Think of the famous Hancock Tower case in Boston as a medical problem. Here was a building with a mysterious skin disease. Its 10,000 mirror-glass cladding panels were cracking and failing. Nobody knew the cause. Maybe the foundations were settling? Maybe the building’s rhomboid shape created pockets of high winds? Maybe the slender tower was waving back and forth too much?

It was years before the cause was finally isolated, as a defective design by glass supplier Libby Owens Ford. (The Hancock’s “doctors”—the forensic engineers—also determined that the building was in danger of falling over, but that was an unrelated medical problem.)

Peter suggested that the two of us should collaborate on an Annals of Architecture, starting with the Hancock. Alas, we never got around to doing it. But I still think it was a good idea.

So here’s a late-inning shot at one such annal. Once again, we’re talking about a case of architectural skin disease. For a long time, nobody could diagnose the problem. By the time the experts did, they decided that the best solution would be to kill the patient—the building—and start over. That’s the “cure” that’s now about to be implemented.

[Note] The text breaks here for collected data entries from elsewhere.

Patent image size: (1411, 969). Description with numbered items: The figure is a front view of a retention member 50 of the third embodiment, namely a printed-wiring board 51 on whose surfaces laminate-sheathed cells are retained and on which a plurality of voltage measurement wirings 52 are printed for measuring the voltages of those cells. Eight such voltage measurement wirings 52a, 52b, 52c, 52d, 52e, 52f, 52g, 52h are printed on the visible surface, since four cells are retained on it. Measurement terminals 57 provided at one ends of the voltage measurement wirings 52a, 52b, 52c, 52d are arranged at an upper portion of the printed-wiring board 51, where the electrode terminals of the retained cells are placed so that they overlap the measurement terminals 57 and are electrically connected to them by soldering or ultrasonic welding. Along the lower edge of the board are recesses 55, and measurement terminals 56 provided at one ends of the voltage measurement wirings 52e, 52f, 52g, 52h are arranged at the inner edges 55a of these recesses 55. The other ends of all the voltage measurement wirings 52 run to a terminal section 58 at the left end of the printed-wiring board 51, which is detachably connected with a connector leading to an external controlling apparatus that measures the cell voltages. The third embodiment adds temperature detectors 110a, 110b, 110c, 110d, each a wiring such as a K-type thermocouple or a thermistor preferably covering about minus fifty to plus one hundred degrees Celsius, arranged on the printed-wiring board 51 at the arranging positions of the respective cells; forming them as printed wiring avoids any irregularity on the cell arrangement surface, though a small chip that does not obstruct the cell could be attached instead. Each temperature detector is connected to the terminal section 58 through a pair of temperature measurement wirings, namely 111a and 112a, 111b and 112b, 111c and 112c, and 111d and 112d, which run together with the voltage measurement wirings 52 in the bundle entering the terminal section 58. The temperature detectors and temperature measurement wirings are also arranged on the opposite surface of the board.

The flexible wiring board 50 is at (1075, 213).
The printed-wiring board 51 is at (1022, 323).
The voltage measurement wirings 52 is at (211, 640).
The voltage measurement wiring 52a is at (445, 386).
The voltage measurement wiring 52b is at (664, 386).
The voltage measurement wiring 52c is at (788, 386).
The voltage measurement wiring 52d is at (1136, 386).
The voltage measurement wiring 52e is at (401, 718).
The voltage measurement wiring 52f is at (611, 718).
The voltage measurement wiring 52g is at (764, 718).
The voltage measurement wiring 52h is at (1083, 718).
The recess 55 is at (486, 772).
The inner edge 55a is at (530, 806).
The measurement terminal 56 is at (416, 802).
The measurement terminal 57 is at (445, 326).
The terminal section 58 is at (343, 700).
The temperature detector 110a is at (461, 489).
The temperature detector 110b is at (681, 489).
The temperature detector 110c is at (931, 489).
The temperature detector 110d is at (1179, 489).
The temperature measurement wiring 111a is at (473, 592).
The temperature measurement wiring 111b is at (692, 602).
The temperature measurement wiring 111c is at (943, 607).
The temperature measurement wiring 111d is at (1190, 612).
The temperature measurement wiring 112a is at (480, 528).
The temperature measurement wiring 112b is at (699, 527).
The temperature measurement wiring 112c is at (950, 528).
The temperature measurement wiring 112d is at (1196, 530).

The building is Werner Otto Hall at Harvard. It is a three-story addition at the rear of the university’s famous Fogg Art Museum. Otto houses Harvard’s Busch Reisinger Museum, which houses a major collection of Germanic art, mostly of the 20th century. Indoors, it’s a delightful set of galleries. Outside, it’s a rotting mess.

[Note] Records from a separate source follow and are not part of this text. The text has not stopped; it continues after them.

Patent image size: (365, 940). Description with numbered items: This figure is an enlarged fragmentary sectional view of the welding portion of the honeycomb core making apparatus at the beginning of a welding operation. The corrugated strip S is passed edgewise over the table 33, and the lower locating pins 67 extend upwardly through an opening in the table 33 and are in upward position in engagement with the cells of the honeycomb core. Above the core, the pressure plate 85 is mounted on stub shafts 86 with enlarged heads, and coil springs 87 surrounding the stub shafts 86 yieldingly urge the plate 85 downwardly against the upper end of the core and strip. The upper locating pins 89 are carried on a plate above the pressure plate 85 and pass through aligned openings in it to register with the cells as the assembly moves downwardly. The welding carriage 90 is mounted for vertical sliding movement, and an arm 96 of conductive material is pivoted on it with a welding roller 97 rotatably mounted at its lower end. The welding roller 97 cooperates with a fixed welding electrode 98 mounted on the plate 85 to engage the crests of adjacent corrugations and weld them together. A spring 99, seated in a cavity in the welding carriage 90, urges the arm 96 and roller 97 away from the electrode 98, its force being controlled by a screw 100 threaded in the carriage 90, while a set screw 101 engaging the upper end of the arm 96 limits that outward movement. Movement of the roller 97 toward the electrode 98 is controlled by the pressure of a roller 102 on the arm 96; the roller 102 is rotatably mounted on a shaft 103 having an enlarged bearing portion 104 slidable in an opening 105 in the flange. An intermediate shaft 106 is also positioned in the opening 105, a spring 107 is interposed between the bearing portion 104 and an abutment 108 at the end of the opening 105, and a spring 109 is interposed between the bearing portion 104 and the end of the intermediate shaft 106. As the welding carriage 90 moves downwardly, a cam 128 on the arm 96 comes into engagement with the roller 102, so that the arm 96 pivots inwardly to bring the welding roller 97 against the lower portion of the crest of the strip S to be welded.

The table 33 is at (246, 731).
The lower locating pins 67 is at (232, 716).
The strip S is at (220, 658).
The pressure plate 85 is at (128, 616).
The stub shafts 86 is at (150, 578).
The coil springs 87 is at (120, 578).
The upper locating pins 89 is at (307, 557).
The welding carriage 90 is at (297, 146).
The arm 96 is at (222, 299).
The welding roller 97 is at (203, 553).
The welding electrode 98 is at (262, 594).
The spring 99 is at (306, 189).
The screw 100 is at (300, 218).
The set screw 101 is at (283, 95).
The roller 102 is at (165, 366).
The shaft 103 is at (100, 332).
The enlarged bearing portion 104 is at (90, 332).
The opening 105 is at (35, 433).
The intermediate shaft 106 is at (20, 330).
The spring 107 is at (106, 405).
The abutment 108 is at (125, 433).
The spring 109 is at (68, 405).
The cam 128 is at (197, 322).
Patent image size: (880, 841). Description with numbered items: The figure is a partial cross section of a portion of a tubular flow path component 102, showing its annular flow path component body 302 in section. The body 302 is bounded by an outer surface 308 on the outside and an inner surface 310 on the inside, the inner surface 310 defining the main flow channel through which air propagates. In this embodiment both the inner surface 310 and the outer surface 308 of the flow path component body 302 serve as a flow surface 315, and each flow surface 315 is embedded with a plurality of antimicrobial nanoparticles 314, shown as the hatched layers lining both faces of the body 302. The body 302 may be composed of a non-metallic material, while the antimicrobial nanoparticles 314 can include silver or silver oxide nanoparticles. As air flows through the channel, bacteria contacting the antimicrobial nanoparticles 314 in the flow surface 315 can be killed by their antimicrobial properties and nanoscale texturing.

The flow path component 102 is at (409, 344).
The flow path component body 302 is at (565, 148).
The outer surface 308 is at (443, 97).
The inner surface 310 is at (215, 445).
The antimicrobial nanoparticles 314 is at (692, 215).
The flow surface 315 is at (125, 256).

Otto opened in 1991. Today, 17 years later, its exterior walls have deteriorated so badly that Harvard says the only way to repair them would be to take them off entirely and start over.

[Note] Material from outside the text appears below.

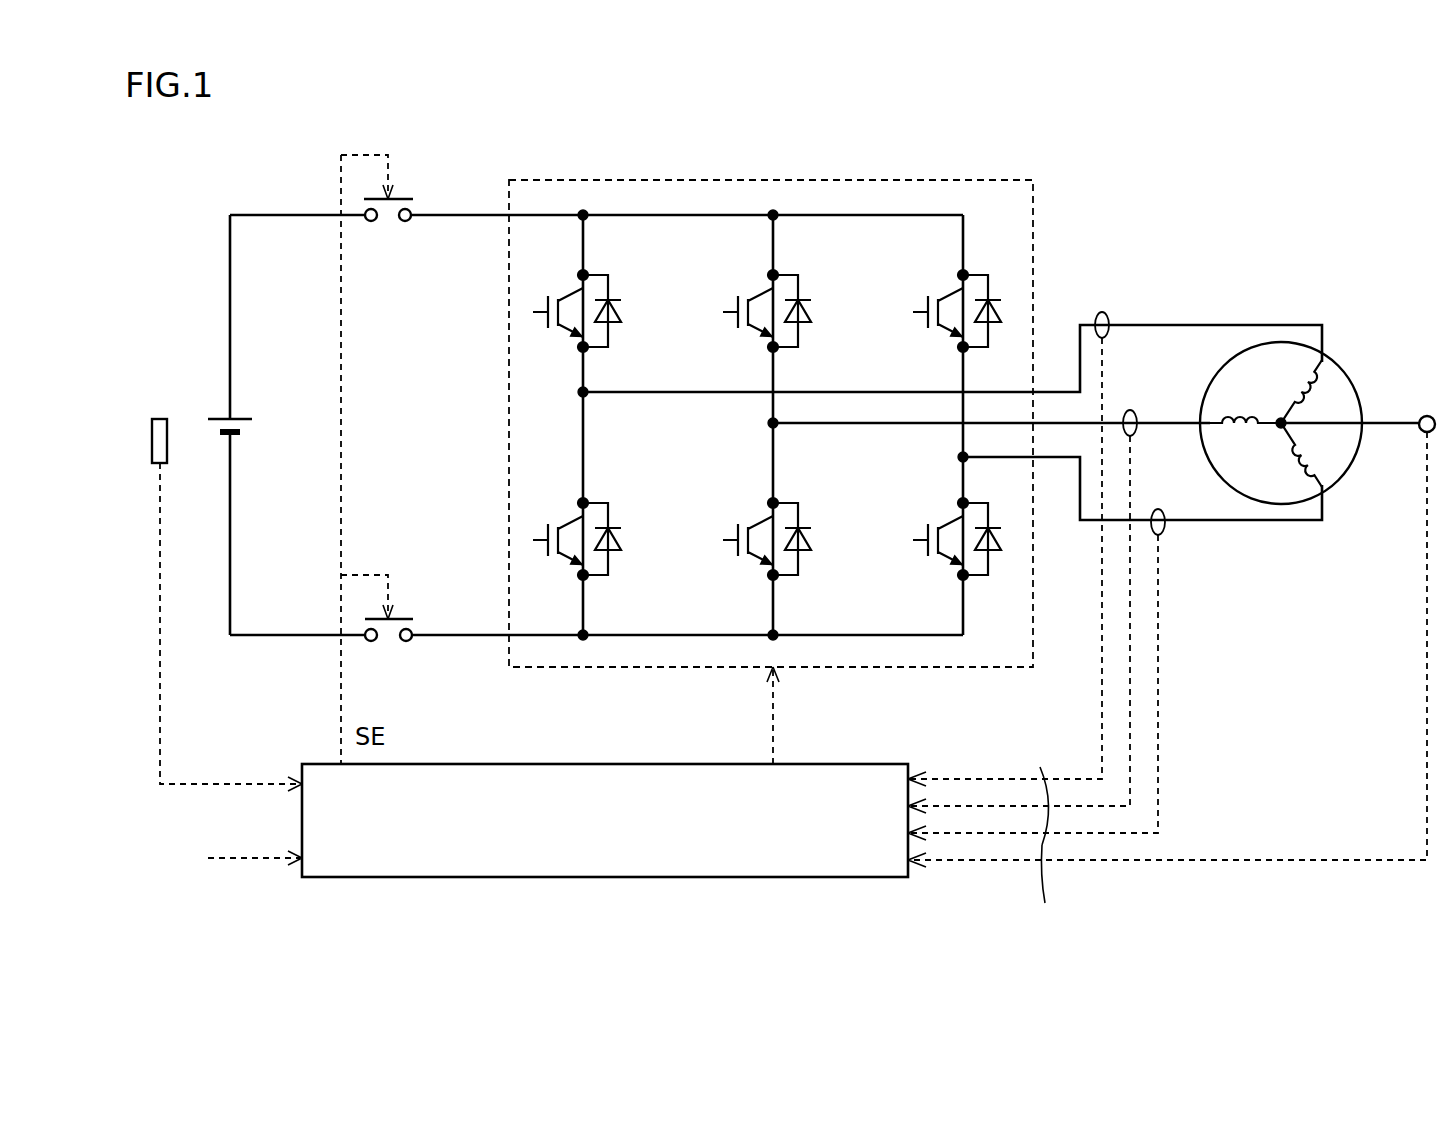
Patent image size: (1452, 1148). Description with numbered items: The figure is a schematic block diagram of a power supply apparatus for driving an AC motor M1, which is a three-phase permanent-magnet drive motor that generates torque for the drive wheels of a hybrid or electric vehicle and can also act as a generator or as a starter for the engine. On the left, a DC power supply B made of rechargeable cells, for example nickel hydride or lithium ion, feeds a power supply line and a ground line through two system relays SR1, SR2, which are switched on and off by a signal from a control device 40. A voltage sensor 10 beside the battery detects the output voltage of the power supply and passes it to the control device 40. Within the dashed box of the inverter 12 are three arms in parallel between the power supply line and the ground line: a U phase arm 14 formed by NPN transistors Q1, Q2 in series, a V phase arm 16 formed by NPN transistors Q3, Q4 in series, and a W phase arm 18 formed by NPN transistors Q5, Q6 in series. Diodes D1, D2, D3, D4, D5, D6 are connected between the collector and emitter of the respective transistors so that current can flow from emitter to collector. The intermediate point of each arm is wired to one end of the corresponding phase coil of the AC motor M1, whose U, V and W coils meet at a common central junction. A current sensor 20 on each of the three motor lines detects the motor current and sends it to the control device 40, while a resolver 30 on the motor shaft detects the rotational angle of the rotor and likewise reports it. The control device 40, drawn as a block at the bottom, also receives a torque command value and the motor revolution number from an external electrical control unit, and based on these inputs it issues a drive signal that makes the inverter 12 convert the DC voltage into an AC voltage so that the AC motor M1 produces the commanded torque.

Yet this disaster was created by the best and the brightest.

The client was Harvard, or more specifically, its Faculty of Arts and Sciences. The architect was the firm Gwathmey Siegel, known for its superb 1992 addition to another museum, the Guggenheim in New York, among other buildings. The general contractor was Walsh Brothers, a Boston firm now in its fourth generation that has long been regarded as one of the region’s best.

Otto was much praised when it opened. It was a clean example of Modernism, bold but not so bold as to upstage the more celebrated Carpenter Center next door, by Le Corbusier. Inside, it offered a series of small galleries that flowed into one another in unexpected ways.

Thus, it’s hard to believe that today the entire building—not just the wall, the whole thing—is slated to be completely demolished and removed. New construction will engulf Otto’s former site. The new work will be part of a major addition to the museum, being designed by Pritzker Prize–winning Italian architect Renzo Piano, due to open in 2013.

When you talk to Harvard’s facilities managers, they try to draw your attention away from Otto’s sick wall by claiming that Otto just didn’t fit in with plans for a new, larger museum, so it had to go anyway. But Harvard also admits, when pressed, that the exterior wall was probably incurable.

So what happened? What’s the diagnosis? To put it simply, the guys who worried about the museum’s art were not the guys who worried about the weather. It was a classic failure of communication. We'll call them the art guys and the weather guys.

The art guys, applying a conventional standard, decided that Otto’s interior should be kept at a temperature of 70 degrees, with 50 percent humidity. Those numbers would be best, they believed, for the health of the artworks.

Not only that, but the museum curators and conservators asked that the interior be pressurized, like the fuselage of an airplane. They didn’t want cold, dry Cambridge, winter air slipping in and damaging the precious art. If there were going to be any air leaks through the exterior wall, the curators wanted to be sure the air would leak out of the building, not into it. The museum owned world-class stuff, including what may be my favorite Harvard treasure, a fantastic self-portrait by Max Beckmann standing in a tuxedo and holding a cigar, an image of hollow and doomed sophistication.